I think you need to move it further out. The improvement in kicking accuracy in the NFL has been borderline insane over the past 20 years and shows no sign of slowing.
Look at it another way. What do you want the percentage to be? 99%? 95%? 90%? Lower?
Set the percentage and then look at the distances you're talking about.
In the NFL this year there were 253 field goal attempts < 30 yards. 6 were missed (a third of those by Jay Feely). That's good for 97.6%. Between 30 and 39 there were 295 attempts. 22 were missed. That's 92.5%. And, as with the shorter kicks, the majority of those misses are due to a small group of kickers.
The NFL doesn't publish more detailed kicking stats than that (collated, anyway), so with just those numbers and knowing about what the curve looks like, the average of the two numbers seems a likely estimate for the 37 yards a field goal from the ball spotted at the 20 would correspond to.

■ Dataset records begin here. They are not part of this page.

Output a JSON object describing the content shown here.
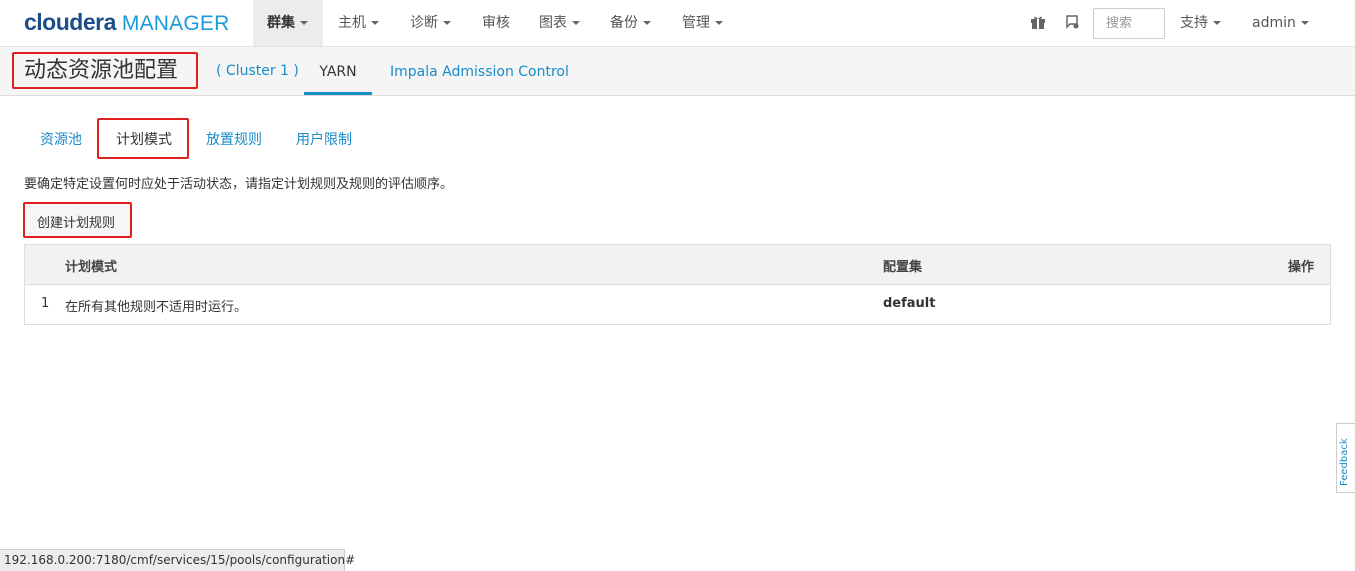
{
  "brand": {
    "name_bold": "cloudera",
    "name_light": "MANAGER"
  },
  "topnav": {
    "items": [
      {
        "label": "群集",
        "dropdown": true,
        "active": true
      },
      {
        "label": "主机",
        "dropdown": true
      },
      {
        "label": "诊断",
        "dropdown": true
      },
      {
        "label": "审核",
        "dropdown": false
      },
      {
        "label": "图表",
        "dropdown": true
      },
      {
        "label": "备份",
        "dropdown": true
      },
      {
        "label": "管理",
        "dropdown": true
      }
    ],
    "icons": [
      "gift-icon",
      "notification-icon"
    ],
    "search_placeholder": "搜索",
    "support_label": "支持",
    "user_label": "admin"
  },
  "subheader": {
    "title": "动态资源池配置",
    "cluster": "( Cluster 1 )",
    "tabs": [
      {
        "label": "YARN",
        "active": true
      },
      {
        "label": "Impala Admission Control",
        "active": false
      }
    ]
  },
  "inner_tabs": {
    "items": [
      "资源池",
      "计划模式",
      "放置规则",
      "用户限制"
    ],
    "active": "计划模式"
  },
  "description": "要确定特定设置何时应处于活动状态，请指定计划规则及规则的评估顺序。",
  "create_button": "创建计划规则",
  "table": {
    "headers": {
      "schedule": "计划模式",
      "config_set": "配置集",
      "actions": "操作"
    },
    "rows": [
      {
        "index": "1",
        "schedule": "在所有其他规则不适用时运行。",
        "config_set": "default"
      }
    ]
  },
  "feedback_label": "Feedback",
  "status_url": "192.168.0.200:7180/cmf/services/15/pools/configuration#",
  "colors": {
    "link": "#1a8cc8",
    "highlight": "#e02020",
    "brand_dark": "#1c4f8a",
    "brand_light": "#1a9ad8"
  }
}
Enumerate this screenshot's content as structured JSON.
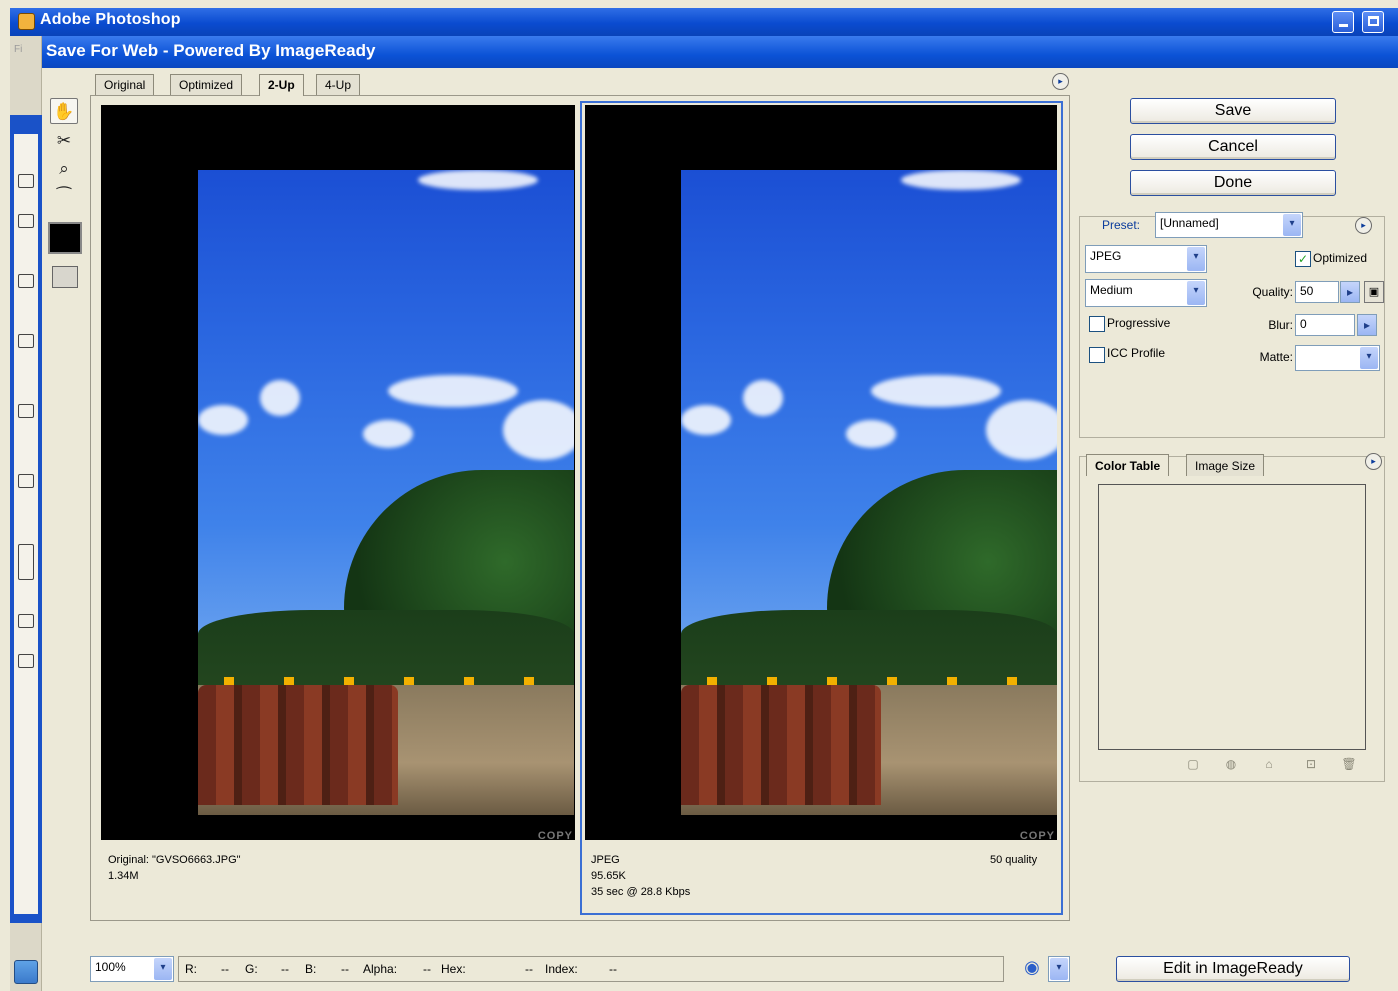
{
  "app": {
    "title": "Adobe Photoshop"
  },
  "dialog": {
    "title": "Save For Web - Powered By ImageReady",
    "menu_ghost": "Fi"
  },
  "tabs": [
    {
      "label": "Original"
    },
    {
      "label": "Optimized"
    },
    {
      "label": "2-Up"
    },
    {
      "label": "4-Up"
    }
  ],
  "original_pane": {
    "info_line1": "Original: \"GVSO6663.JPG\"",
    "info_line2": "1.34M",
    "watermark": "COPY"
  },
  "optimized_pane": {
    "info_line1": "JPEG",
    "info_line2": "95.65K",
    "info_line3": "35 sec @ 28.8 Kbps",
    "quality_text": "50 quality",
    "watermark": "COPY"
  },
  "buttons": {
    "save": "Save",
    "cancel": "Cancel",
    "done": "Done",
    "edit_imageready": "Edit in ImageReady"
  },
  "settings": {
    "preset_label": "Preset:",
    "preset_value": "[Unnamed]",
    "format": "JPEG",
    "compression": "Medium",
    "optimized_label": "Optimized",
    "optimized_checked": true,
    "progressive_label": "Progressive",
    "progressive_checked": false,
    "icc_label": "ICC Profile",
    "icc_checked": false,
    "quality_label": "Quality:",
    "quality_value": "50",
    "blur_label": "Blur:",
    "blur_value": "0",
    "matte_label": "Matte:",
    "matte_value": ""
  },
  "panel_tabs": {
    "color_table": "Color Table",
    "image_size": "Image Size"
  },
  "status": {
    "zoom": "100%",
    "r_label": "R:",
    "r_value": "--",
    "g_label": "G:",
    "g_value": "--",
    "b_label": "B:",
    "b_value": "--",
    "alpha_label": "Alpha:",
    "alpha_value": "--",
    "hex_label": "Hex:",
    "hex_value": "--",
    "index_label": "Index:",
    "index_value": "--"
  },
  "icons": {
    "menu": "▸",
    "dropdown": "▾",
    "step": "▸",
    "check": "✓",
    "hand": "✋",
    "zoom": "⌕",
    "eyedropper": "⁀",
    "slice": "✂",
    "browser": "◉"
  },
  "colors": {
    "title_blue": "#0b52d6",
    "accent_border": "#3b6fd4"
  }
}
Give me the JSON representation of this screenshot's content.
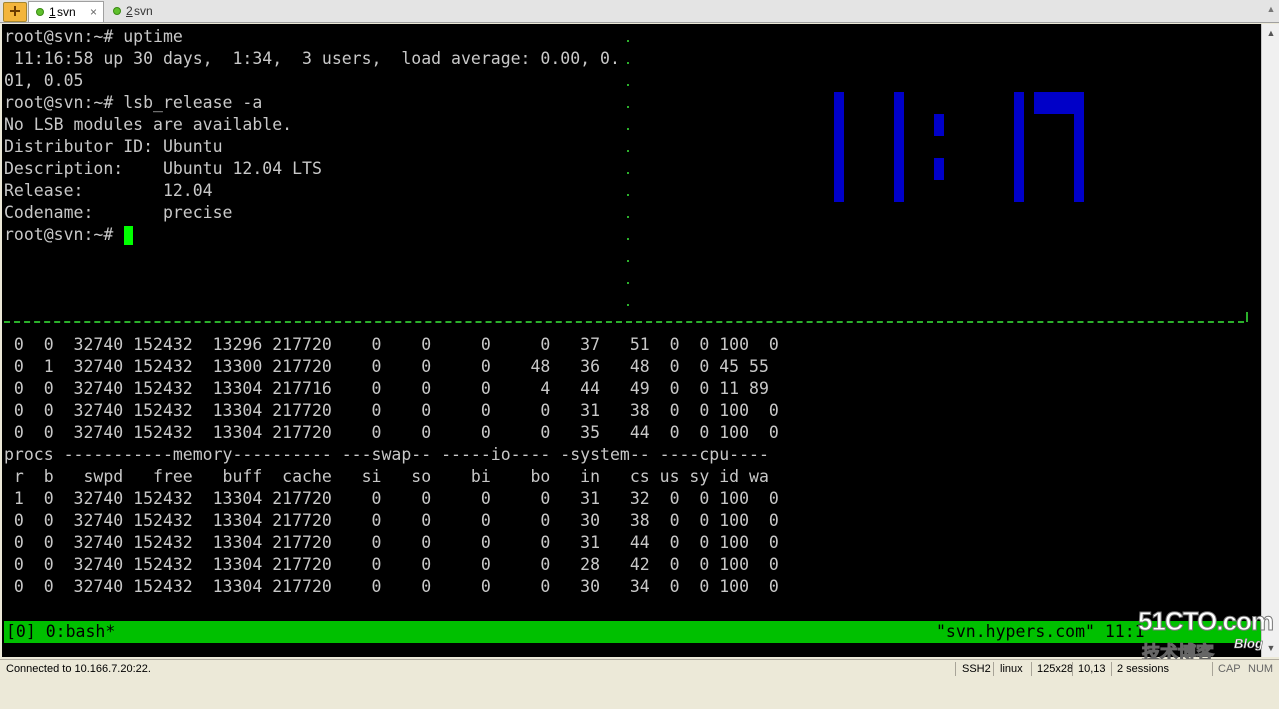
{
  "tabs": [
    {
      "number": "1",
      "label": "svn",
      "close": "×"
    },
    {
      "number": "2",
      "label": "svn"
    }
  ],
  "terminal": {
    "top_lines": [
      "root@svn:~# uptime",
      " 11:16:58 up 30 days,  1:34,  3 users,  load average: 0.00, 0.",
      "01, 0.05",
      "root@svn:~# lsb_release -a",
      "No LSB modules are available.",
      "Distributor ID: Ubuntu",
      "Description:    Ubuntu 12.04 LTS",
      "Release:        12.04",
      "Codename:       precise",
      "root@svn:~# "
    ],
    "clock_time": "11:17",
    "vmstat_lines": [
      " 0  0  32740 152432  13296 217720    0    0     0     0   37   51  0  0 100  0",
      " 0  1  32740 152432  13300 217720    0    0     0    48   36   48  0  0 45 55",
      " 0  0  32740 152432  13304 217716    0    0     0     4   44   49  0  0 11 89",
      " 0  0  32740 152432  13304 217720    0    0     0     0   31   38  0  0 100  0",
      " 0  0  32740 152432  13304 217720    0    0     0     0   35   44  0  0 100  0",
      "procs -----------memory---------- ---swap-- -----io---- -system-- ----cpu----",
      " r  b   swpd   free   buff  cache   si   so    bi    bo   in   cs us sy id wa",
      " 1  0  32740 152432  13304 217720    0    0     0     0   31   32  0  0 100  0",
      " 0  0  32740 152432  13304 217720    0    0     0     0   30   38  0  0 100  0",
      " 0  0  32740 152432  13304 217720    0    0     0     0   31   44  0  0 100  0",
      " 0  0  32740 152432  13304 217720    0    0     0     0   28   42  0  0 100  0",
      " 0  0  32740 152432  13304 217720    0    0     0     0   30   34  0  0 100  0"
    ],
    "tmux_left": "[0] 0:bash*",
    "tmux_right": "\"svn.hypers.com\" 11:1"
  },
  "watermark": {
    "main": "51CTO.com",
    "sub": "技术博客",
    "blog": "Blog"
  },
  "statusbar": {
    "connection": "Connected to 10.166.7.20:22.",
    "protocol": "SSH2",
    "terminal_type": "linux",
    "size": "125x28",
    "cursor_pos": "10,13",
    "sessions": "2 sessions",
    "cap": "CAP",
    "num": "NUM"
  },
  "colors": {
    "terminal_bg": "#000000",
    "terminal_fg": "#c8c8c8",
    "cursor": "#00ff00",
    "tmux_bar": "#00c000",
    "clock": "#0000c8",
    "separator": "#2bb02b"
  }
}
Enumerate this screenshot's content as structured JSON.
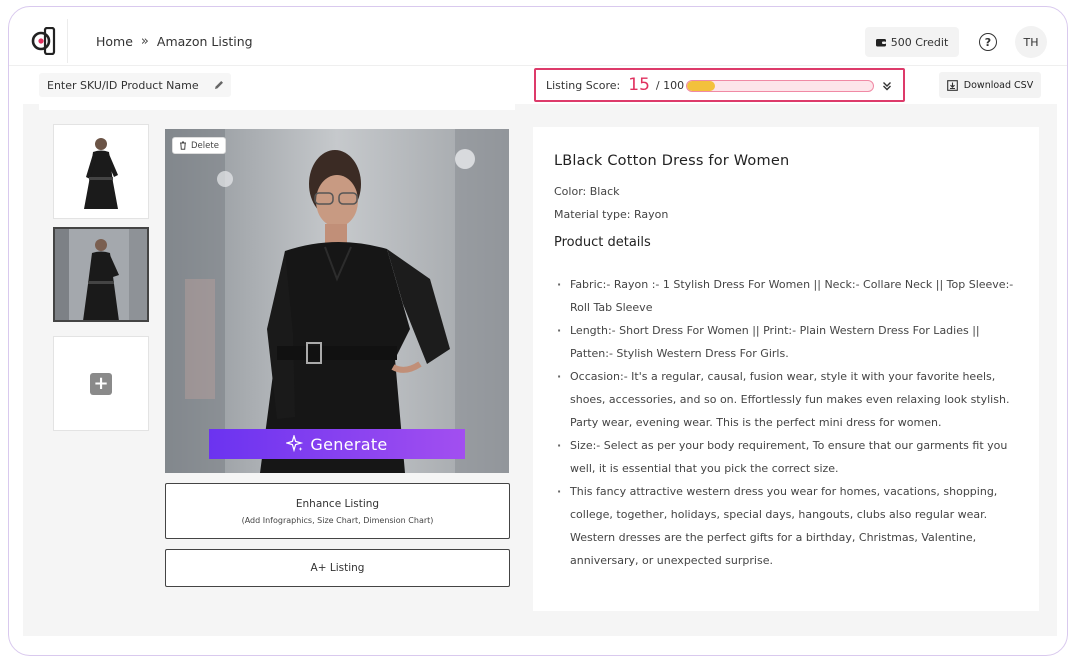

And that's today. 5-10 years from now that number is almost certainly going to be significantly higher.
As for the influence of weather, I was actually able to dig up a nice article on that (
pdf link) and the conclusion (page 8) is that at 37 yards, the effect is minimal. Neither rain nor wind really do much with those short kicks. The biggest effect was actually with "cold" games, but even then the effect was very small.
In other words, the weather would have to be pretty exceptional to nudge the field goal percentage from 37 yards below 90+%.
Those numbers do support keeping the 2 pt conversion from the 2-yard-line, of course.